In the second place, I had some disappointing news over the summer. Dave and I have been trying for Baby #1 for a while now and we got pregnant in early June. Unfortunately I miscarried and, well, not being much of a talker, I didn't feel like writing about it until now. I'm still not sure I do want to write about it. It felt like such a waste of time, that pregnancy. I was angry - at myself for hoping, and at my HMO for not finding out sooner. I lost the pregnancy at the beginning of my 6th week and nobody figured it out until three weeks later. I spent those three weeks completely terrified because I had no symptoms of pregnancy and had had bleeding for almost 2 weeks. Once again, thanks Kaiser!

The whole thing, while not traumatic (the miscarriage wasn't painful in a physical way and I needed no medical interventions), has affected me in subtle ways. I cannot bring myself to watch "A Baby Story" anymore, a show I once loved. I want to knit baby socks from my leftover sock yarn, but never start them. This past Wednesday, when our amniocentisis was scheduled, I was a depressed mess most of the day. Things like that.

We're still trying, still hoping. As my 35th birthday edges closer I worry a little more, clasp my hands a little tighter when I think, "Please let it happen and stick this time". I don't think it's prayer exactly. My faith, such as it was, has taken a beating over the last 18 months and I have a hard time believing anyone's listening. It's more like I'm willing my body to listen. "You! Ovaries! Get cranking! And you, you stupid womb... nurture!!" But it hasn't worked so far.

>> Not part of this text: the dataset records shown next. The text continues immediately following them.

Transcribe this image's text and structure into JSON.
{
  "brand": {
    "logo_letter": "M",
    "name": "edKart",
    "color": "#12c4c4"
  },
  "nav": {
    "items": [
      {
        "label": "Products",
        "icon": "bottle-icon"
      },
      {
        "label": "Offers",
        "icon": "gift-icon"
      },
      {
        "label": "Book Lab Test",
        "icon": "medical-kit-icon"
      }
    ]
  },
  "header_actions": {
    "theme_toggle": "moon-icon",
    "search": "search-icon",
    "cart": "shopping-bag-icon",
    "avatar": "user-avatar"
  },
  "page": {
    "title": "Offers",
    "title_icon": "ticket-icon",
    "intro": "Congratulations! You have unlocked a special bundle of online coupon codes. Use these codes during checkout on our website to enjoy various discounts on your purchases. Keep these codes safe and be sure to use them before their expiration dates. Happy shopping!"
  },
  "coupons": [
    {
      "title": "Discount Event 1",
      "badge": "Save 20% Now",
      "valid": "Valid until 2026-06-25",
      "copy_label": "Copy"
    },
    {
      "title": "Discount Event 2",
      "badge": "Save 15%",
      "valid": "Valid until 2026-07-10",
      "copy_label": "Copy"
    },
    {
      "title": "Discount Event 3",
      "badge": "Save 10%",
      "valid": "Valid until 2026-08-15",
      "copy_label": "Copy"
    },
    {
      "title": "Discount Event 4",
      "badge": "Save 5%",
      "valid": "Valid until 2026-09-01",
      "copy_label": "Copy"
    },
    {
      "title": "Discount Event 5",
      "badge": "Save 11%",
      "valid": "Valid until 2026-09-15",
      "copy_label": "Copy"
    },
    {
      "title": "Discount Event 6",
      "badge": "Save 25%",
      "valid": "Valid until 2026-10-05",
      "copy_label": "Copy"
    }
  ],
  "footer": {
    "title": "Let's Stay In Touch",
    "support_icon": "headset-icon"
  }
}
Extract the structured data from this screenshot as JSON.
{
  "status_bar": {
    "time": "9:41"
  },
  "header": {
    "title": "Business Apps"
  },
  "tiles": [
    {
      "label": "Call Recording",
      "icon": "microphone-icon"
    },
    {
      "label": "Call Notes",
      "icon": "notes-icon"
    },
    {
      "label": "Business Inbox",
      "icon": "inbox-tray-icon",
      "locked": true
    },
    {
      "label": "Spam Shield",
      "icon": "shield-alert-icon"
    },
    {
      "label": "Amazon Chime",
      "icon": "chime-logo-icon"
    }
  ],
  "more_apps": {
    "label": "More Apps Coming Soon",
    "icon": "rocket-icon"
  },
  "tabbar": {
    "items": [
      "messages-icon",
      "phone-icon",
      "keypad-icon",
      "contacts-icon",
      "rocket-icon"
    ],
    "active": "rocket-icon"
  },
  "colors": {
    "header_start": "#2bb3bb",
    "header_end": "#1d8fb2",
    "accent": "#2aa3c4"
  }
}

Replies: 1 Comment - Go read it!

on Wednesday, September 20th, Heather said

I'm glad to see your back. I don't know you personally nor do I live anywhere near you, but I still check back on the site every once in a while to see what is going on in your life. You have had a lot on your plate this year and taking time off is justified IMO.

Sending baby vibes your way from Boston. (and hoping none reflect back on myself)

I'm not much for diaries either, nor do I have a computer at home, but blogs fascinate me.